Analisa, também, com característica proficiência, 21 Leis Constitucionais, 17 Atos Institucionais, 9 Atos do Comando Supremo da Revolução, 105 Atos Complementares e outros decretos de exceção que integraram a nossa — nem sempre recomendável — crônica constituinte.

Ao defender a existência de quatorze textos constitucionais no Brasil, promulgados ou outorgados, o autor não está isolado. Ao contrário, sua constatação encontra amparo na opinião de renomados constitucionalistas, como Afonso Arinos, Aurelino Leal, Alexandre de Moraes, Paulo Bonavides, Celso Ribeiro Bastos, Ferreira Filho, Pimenta Bueno, Ruy Barbosa, José Afonso da Silva, Nelson Saldanha, Victor Nunes Leal, Gilmar Mendes, Fábio Konder Comparato, entre outros, que reconhecem a força normativa superior de certos atos normativos, situados no topo do ordenamento legal pátrio, incompreensivelmente excluídos do cômputo dos diplomas legais dotados de status constitucional.

Essa realidade, ainda carecedora de uma explanação mais abrangente por parte da literatura especializada, é agora decifrada pelo autor no presente livro, cujo maior mérito é o de "retirar os esqueletos" de nosso "armário constitucional", ao revelar os bastidores da gênese das várias "constituições" brasileiras, fazendo-o por meio de uma linguagem simples e despretensiosa, própria daqueles que conhecem em profundidade o assunto do qual tratam.

Outro aspecto relevantíssimo, enfrentado com invulgar originalidade, é o permanente conflito entre as constituições escritas versus as não escritas, mediante o qual busca explicar o nascimento e a morte de nossas Cartas Políticas, quer as legitimamente promulgadas, quer as impostas pela força.

Nesse sentido, identifica três movimentos que coincidem com os “fatores reais do poder”, quais sejam: o progressismo, "que move a sociedade para frente, em direção à criação e recuperação de direitos civis e políticos fundamentais, inclusive de minorias, para transformação multicultural e científica e elevação do seu padrão civilizatório"; o conservadorismo, "que busca a preservação de direitos adquiridos da ordem social, moral e nacionalista, da liberdade política e econômica e da estabilidade das instituições tradicionais como a propriedade, a igreja e a família"; e, finalmente o autoritarismo, "camuflado em roupagem geralmente conservadora e que, brandindo bandeiras do moralismo, segurança e ordem públicas, assalta a soberania popular, reprime os direitos civis e políticos fundamentais, subordina os poderes Legislativo e Judiciário ao Executivo e, por essas razões, propõe verdadeiro retrocesso civilizatório".

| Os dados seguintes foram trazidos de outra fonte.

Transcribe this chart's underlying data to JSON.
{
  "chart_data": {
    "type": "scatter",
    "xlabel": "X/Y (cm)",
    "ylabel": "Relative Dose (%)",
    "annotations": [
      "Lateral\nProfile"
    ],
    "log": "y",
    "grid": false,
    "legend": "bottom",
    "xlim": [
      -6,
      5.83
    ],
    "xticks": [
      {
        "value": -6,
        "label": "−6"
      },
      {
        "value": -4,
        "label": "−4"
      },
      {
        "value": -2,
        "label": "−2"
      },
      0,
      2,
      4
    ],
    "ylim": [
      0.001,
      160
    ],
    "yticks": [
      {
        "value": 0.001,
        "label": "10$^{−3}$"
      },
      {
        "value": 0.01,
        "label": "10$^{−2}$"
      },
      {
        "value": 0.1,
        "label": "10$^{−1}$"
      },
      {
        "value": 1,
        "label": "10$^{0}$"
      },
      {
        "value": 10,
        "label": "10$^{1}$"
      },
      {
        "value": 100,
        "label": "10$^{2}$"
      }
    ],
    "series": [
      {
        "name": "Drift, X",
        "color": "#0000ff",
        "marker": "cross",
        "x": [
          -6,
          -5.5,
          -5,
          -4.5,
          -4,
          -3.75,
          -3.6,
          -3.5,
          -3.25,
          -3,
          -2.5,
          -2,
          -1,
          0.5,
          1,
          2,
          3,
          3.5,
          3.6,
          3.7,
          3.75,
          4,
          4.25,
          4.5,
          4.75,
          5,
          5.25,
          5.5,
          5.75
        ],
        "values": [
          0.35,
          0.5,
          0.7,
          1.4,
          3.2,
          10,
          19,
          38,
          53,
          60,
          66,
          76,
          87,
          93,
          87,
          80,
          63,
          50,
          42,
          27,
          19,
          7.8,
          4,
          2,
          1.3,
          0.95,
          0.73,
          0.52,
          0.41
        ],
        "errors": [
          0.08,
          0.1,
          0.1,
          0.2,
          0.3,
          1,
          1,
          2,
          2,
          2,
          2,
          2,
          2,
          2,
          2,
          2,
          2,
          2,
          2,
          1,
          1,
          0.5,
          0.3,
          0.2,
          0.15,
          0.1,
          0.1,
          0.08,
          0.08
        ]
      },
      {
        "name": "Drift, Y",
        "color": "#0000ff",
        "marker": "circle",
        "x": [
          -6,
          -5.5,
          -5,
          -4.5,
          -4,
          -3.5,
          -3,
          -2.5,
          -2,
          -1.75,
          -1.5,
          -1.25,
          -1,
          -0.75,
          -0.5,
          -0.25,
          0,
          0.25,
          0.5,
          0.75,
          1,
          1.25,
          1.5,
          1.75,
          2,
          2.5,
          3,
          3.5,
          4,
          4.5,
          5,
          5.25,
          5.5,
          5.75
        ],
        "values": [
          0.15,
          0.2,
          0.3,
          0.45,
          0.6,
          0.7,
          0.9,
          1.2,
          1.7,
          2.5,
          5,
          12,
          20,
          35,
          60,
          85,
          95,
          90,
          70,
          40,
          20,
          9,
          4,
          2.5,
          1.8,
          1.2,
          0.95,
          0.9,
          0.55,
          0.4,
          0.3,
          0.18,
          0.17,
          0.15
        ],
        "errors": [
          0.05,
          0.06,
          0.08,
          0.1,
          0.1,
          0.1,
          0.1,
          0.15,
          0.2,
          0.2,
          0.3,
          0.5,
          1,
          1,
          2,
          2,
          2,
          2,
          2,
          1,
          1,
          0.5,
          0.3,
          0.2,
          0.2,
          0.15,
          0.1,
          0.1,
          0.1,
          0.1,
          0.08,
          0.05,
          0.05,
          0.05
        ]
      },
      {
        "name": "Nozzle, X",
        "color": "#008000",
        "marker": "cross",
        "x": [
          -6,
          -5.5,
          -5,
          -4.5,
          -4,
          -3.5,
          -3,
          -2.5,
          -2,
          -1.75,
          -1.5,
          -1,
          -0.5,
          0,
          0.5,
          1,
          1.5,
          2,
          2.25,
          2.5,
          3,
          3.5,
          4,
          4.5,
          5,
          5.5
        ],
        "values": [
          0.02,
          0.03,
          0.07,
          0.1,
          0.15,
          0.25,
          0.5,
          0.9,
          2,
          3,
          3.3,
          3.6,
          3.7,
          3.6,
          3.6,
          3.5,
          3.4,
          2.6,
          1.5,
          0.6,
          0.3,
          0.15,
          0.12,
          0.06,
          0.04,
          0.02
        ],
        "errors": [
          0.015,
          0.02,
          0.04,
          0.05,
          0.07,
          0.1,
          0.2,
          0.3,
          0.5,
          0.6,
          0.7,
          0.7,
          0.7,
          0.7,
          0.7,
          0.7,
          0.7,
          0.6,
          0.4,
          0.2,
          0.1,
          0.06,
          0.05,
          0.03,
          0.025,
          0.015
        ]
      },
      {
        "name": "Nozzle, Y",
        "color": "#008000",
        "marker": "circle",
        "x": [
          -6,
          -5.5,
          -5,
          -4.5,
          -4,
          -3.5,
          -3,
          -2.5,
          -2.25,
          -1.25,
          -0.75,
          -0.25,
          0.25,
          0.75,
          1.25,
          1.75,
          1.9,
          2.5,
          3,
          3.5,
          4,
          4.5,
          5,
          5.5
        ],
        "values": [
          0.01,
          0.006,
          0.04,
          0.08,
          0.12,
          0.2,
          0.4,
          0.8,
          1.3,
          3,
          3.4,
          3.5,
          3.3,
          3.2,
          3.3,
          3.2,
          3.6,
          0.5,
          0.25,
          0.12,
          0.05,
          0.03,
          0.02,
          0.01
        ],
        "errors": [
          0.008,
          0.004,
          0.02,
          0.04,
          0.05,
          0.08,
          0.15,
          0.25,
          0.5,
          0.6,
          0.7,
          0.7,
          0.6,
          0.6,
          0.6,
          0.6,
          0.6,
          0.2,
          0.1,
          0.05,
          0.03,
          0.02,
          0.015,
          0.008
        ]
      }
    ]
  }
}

A partir daí conclui que a atual "Constituição cidadã", assim batizada por Ulysses Guimarães — a qual, a rigor, encontra expressão em um prosaico maço de folhas de papel —, precisa conviver com o constante risco de ser rasgada pelos fatores reais do poder, que compõem "a nossa verdadeira Constituição material paralela, real e não escrita, os quais ressurgem de maneira cíclica, sob o mesmo viés caótico e autoritário, para retroceder nos direitos e garantias fundamentais, enfraquecer e demolir as instituições do Estado Democrático de Direito".

Isso porque, segundo assevera, "são alarmantes os atuais movimentos de grupos organizados da sociedade em campanha aberta pelo fechamento do Congresso Nacional e do Supremo Tribunal Federal, em busca de uma hegemonia do Poder Executivo, na mesma linha ideológica de Carl Schmitt, que, em 1931, foi a base de sustentação teórica do Estado totalitário nazista".

Como se vê, este último trabalho de Manoel Carlos de Almeida Neto, fruto de uma longa e proveitosa pesquisa de pós-doutorado na Faculdade de Direito da Universidade de São Paulo, revela não apenas os dotes acadêmicos de um estudioso do Direito, mas também — e sobretudo — como o nosso passado ainda permanece envolto em densas e escuras nuvens, cumprindo desvendá-lo, sempre e cada vez mais, para que não se materialize a advertência do filósofo alemão Karl Marx, lançada em seu famoso 18 Brumário de Luís Bonaparte, segundo a qual "todos os fatos e personagens de grande importância histórica ocorrem, por assim dizer, duas vezes […]: a primeira como tragédia, a segunda como farsa".